Die Antragsteller des Normenkontrollverfahrens haben mit Schriftsatz vom 22. August 1973, eingegangen am 28. August 1973, beantragt festzustellen, daß das Gesetz zur Änderung der Gemeindeordnung für Schleswig-Holstein vom 22. Dezember 1972, verkündet am 29. Dezember 1972 (GVBl. S. 251), in seinen Bestimmungen für die Besetzung der hauptamtlichen Magistratsstellen, einschließlich der Übergangsvorschrift des Art. 2 Änderungsgesetz, mit der Landessatzung von Schleswig-Holstein in der Fassung vom 15. März 1962 (GVBl. S. 123) -- LS -- förmlich oder sachlich nicht vereinbar ist. Sie sind der Meinung, der Antrag sei nicht fristgebunden, weil § 73 Abs. 2 BVerfGG auf ein abstraktes Normenkontrollverfahren keine Anwendung finde.

Zur Begründung haben die Antragsteller unter Vorlage eines Gutachtens von Professor Dr.
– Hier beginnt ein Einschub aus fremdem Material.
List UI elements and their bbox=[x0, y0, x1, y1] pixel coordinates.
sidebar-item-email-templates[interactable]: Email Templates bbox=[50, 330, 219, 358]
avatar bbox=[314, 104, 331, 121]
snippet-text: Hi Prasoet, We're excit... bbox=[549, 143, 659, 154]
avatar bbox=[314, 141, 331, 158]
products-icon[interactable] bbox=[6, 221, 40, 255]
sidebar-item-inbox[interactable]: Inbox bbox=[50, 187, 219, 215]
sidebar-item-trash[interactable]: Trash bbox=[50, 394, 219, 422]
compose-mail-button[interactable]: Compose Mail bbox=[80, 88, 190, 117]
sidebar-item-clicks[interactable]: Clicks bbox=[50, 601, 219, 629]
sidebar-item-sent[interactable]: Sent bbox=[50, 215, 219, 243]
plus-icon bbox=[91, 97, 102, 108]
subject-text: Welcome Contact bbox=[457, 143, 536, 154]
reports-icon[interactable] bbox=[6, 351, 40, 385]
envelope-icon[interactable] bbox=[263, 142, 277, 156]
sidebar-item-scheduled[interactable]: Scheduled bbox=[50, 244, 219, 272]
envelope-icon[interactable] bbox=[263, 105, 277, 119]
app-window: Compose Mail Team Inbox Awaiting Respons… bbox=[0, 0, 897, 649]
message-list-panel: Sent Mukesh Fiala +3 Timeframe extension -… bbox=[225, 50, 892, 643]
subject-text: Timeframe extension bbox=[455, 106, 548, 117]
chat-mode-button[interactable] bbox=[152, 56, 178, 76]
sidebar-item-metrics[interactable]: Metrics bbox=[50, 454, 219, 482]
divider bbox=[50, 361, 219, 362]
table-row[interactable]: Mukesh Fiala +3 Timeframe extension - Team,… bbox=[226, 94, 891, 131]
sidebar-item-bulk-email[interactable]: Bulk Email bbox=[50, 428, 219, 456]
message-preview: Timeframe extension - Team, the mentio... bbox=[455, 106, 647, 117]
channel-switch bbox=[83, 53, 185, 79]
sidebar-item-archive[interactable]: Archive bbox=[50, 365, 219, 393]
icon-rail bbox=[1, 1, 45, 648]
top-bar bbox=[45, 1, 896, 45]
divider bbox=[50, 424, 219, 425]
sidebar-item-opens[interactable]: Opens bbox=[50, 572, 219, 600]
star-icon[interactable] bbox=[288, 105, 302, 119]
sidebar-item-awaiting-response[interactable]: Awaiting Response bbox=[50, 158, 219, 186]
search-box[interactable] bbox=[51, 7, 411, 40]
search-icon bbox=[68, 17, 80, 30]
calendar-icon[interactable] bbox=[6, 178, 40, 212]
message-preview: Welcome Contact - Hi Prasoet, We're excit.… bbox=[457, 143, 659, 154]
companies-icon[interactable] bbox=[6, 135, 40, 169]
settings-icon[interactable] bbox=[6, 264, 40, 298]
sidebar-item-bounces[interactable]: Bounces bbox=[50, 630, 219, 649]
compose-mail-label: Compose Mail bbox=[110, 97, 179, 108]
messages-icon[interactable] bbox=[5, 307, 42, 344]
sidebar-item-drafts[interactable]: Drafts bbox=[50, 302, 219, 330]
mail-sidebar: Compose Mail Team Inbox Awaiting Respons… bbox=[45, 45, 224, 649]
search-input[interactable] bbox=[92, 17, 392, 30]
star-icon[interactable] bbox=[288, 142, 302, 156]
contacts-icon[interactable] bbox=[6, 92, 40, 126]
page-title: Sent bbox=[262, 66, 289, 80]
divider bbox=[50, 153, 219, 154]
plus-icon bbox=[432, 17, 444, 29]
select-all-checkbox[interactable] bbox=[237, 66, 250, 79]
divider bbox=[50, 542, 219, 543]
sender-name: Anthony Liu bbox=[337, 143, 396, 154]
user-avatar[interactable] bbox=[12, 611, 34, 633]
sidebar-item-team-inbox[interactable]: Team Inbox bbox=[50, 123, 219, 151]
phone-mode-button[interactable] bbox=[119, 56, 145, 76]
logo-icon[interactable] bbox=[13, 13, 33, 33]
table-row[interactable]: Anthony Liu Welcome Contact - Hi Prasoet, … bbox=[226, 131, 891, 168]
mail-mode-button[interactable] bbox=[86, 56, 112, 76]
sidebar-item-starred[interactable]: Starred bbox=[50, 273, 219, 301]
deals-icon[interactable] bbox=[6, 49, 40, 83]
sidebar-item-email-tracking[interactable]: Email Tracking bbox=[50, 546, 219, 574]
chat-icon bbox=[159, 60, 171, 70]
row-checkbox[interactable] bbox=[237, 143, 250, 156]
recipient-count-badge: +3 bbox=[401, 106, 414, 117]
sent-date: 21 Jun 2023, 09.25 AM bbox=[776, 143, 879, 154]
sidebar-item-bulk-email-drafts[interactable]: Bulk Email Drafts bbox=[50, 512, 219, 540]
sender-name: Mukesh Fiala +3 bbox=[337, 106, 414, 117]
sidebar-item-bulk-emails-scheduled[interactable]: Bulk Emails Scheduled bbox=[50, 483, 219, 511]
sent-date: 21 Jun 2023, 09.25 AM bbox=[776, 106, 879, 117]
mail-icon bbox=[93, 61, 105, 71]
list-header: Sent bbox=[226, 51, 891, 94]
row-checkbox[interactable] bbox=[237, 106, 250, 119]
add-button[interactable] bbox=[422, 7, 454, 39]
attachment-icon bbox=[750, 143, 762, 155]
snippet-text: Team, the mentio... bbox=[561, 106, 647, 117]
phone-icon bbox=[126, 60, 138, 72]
Frowein, Bielefeld vorgetragen: § 64 Abs. 3 GO n.F. verstoße gegen das Demokratiegebot des Art. 2 LS, weil dieses eine Beschränkung der Wahlentscheidung der Stadtvertretung durch das Gebot der anteilmäßigen Besetzung des Magistrats nur dann zulasse, wenn in dieser Besetzung der Volkswille zum Ausdruck komme. Daran fehle es hier, weil die Amtszeiten der hauptamtlichen Stadträte mit der Wahlperiode der Stadtvertretung nicht übereinstimmen. Es verstoße auch gegen Art. 2 LS, die Fraktionsvorschläge als Wahl durch die Stadtvertretung zu qualifizieren, wenn über diese Vorschläge in der Stadtvertretung überhaupt nicht abgestimmt werde.

§ 64 Abs. 3 GO verstoße ferner gegen Art. 28 Abs. 1 Satz 2 GG sowie gegen Art. 39 Abs. 1 LS. Auch nach diesen Verfassungsbestimmungen könnten Fraktionsvorschläge der Stadtvertretung nicht als Wahl zugerechnet werden. Diese Bestimmungen sollten gerade gewährleisten, daß die Wahl der Hauptverwaltungsbeamten durch das Plenum der Stadtvertretung selbst erfolge.

§ 64 Abs. 3 GO verstoße auch gegen das in Art. 28 Abs. 1 GG gewährleistete freie Mandat der Gemeindevertreter; jeder Gemeindevertreter müsse die Möglichkeit haben, in freier Entscheidung die Annahme oder Ablehnung der Fraktionsvorschläge zu erklären.

Die Antragsteller bringen weiter vor, die Übergangsvorschrift in Art. 2 Änderungsgesetz sei ein belastendes Gesetz mit echter Rückwirkung, weil sie den Wahlvorschlägen in den früheren Stadtvertretungen nachträglich eine rechtliche Bedeutung zulege, die ihnen damals nicht zukam.

Die Antragsteller haben schließlich auf ein Gutachten von Professor Dr. Ule, Speyer, erstattet im Auftrag des Städteverbandes Schleswig-Holstein vor Erlaß des Änderungsgesetzes, Bezug genommen.

2.

Die Verfassungsbeschwerde der Stadt Kiel macht sich die Argumente der Antragsteller im Normenkontrollverfahren weitgehend zu eigen und trägt zusätzlich vor:

Zum Wesen des freien Mandats gehöre das Recht, Wahlvorschläge zu machen; damit sei nicht vereinbar, daß § 64 Abs. 2 und 3 GO das Vorschlagsrecht für den hauptamtlichen Bürgermeister und die übrigen hauptamtlichen Magistratsmitglieder nur den Fraktionen vorbehalte.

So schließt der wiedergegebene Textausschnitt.